Recycled & Refashioned: The Art of Ruby Silvious

ALBANY — Recycled & Refashioned: The Art of Ruby Silvious

JANUARY 25 – JUNE 7, 2020

Artist Ruby Silvious begins her creative process with a cup of tea. For the

past five years, Silvious has been painting and drawing on tea bags that

have been steeped in hot water, emptied, and dried. The stained paper

(and occasionally cloth) of the tea bags offers a distinctive canvas for her

miniature paintings, which present a visual journal of her life and travels—a

watercolor of breakfast or flowers encountered on a walk, a street scene of

a French town, or a museum gallery and its art-loving crowds.

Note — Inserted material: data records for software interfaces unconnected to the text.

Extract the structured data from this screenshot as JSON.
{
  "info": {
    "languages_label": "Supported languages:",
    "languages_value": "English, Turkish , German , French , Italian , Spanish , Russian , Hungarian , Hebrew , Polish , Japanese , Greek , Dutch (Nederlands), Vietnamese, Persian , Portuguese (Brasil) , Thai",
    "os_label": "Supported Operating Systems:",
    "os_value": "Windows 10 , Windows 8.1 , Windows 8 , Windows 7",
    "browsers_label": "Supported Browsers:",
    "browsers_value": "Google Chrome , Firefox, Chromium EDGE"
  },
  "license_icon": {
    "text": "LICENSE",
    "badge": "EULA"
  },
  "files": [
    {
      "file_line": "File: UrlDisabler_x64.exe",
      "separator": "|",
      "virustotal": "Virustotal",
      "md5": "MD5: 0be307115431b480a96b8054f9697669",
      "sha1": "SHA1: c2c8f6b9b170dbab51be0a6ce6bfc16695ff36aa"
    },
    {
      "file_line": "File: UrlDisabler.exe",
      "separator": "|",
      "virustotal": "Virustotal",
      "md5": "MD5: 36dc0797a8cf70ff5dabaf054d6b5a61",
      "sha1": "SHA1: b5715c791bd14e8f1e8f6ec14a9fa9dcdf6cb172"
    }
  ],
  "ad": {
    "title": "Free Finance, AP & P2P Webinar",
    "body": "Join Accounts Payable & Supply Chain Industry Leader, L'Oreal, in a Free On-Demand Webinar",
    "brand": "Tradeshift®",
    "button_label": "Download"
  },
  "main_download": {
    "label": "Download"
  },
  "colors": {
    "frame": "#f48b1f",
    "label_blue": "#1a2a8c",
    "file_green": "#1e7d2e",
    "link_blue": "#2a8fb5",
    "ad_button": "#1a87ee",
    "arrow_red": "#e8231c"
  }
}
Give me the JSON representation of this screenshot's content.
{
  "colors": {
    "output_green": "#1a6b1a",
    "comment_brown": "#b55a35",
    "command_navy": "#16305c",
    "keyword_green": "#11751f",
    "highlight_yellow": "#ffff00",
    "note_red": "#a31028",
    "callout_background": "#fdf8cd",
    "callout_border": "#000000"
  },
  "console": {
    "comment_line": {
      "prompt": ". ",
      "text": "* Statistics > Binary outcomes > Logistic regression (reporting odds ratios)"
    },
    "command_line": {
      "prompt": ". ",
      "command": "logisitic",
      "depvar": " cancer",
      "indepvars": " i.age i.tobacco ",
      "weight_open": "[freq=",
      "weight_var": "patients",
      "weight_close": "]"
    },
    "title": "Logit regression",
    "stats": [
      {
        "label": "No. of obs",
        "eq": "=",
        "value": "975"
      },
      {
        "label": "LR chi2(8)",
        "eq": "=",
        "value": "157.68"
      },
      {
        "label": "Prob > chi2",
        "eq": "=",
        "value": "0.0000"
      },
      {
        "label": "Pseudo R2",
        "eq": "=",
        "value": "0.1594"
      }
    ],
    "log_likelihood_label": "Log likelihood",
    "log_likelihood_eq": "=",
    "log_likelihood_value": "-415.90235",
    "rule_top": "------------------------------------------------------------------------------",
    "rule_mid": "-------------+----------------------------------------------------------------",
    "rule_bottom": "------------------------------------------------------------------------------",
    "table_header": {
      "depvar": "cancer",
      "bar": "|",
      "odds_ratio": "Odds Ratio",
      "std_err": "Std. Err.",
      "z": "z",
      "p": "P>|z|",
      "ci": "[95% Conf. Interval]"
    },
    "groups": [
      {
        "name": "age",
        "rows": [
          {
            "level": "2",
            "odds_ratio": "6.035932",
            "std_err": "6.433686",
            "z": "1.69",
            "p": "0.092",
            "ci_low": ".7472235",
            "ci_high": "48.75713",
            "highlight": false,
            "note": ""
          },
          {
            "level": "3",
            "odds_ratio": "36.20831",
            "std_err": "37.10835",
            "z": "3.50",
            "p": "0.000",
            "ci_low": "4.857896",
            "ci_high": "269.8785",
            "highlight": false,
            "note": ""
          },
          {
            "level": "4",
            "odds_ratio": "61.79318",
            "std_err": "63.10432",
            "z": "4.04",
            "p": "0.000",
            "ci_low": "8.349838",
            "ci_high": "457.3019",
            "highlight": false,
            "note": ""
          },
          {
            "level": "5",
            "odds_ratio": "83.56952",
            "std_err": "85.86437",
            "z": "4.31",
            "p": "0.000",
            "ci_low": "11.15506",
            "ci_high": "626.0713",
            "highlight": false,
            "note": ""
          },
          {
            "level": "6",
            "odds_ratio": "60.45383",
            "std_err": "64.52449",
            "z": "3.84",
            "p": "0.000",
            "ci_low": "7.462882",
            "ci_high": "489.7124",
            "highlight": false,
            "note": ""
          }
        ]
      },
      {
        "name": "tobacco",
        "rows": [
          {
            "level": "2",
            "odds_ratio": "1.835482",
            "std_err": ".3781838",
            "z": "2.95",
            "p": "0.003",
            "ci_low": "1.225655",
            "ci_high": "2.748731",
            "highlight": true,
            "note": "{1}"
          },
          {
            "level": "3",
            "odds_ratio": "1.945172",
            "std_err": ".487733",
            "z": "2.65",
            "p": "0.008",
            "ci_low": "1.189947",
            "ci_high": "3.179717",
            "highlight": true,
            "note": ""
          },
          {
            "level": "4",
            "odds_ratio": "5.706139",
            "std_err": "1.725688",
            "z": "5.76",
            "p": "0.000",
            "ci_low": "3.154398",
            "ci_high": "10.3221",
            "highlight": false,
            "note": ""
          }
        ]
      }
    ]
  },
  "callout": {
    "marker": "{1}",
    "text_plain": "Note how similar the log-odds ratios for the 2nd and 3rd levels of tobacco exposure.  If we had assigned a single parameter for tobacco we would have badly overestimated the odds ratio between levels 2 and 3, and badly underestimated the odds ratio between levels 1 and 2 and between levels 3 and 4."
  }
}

Her adventure with tea began as a test of self-discipline in January 2015.

As Silvious explains, “My goal was to see if I had the discipline to create

something every day for an entire year using tea as my subject.” For the

first week, she took photographs of her tea consumption, but after a few

days she began to experiment with the used tea bags themselves and soon

learned that the tea-stained material offered a beautiful canvas for her

illustrated journal. The year-long study in self-discipline led to her first series

of paintings and her book, 363 Days of Tea: A Visual Journal on Used Tea

Bags. Silvious was hooked and her work on recycled tea bags continued with

subsequent series: 52 Weeks of Tea, 26 Days of Tea in Japan, 9 Days of Tea in Spain, and more.

Even before her experiment with tea bags, Silvious had been using recycled products in her art. She is particularly fond

of pistachio shells and eggshells, which offer fragile surfaces for her imaginative and whimsical designs.

In 2019, Silvious took a step in another direction, making shoes from colorful scraps of salvaged paper. Her gorgeous

footwear are enough to satisfy any shoe aficionado and even caught the attention of Vogue Italia, which featured

her Gogo Dots Pumps (see below) made from scraps of handmade and banana leaf papers. As if paper shoes weren’t

enough, Silvious has also created kimonos and stylish dresses from printed tea bags, and, to go underneath, origami

paper brassieres (her Oribrami series) constructed from recycled restaurant food wrappers and other rescued paper.

Fashion has informed much of Silvious’s work and will be featured alongside tea bags, egg shells, and other reclaimed

items in the exhibition Recycled and Refashioned: The Art of Ruby Silvious that runs January 25 through June 7, 2020.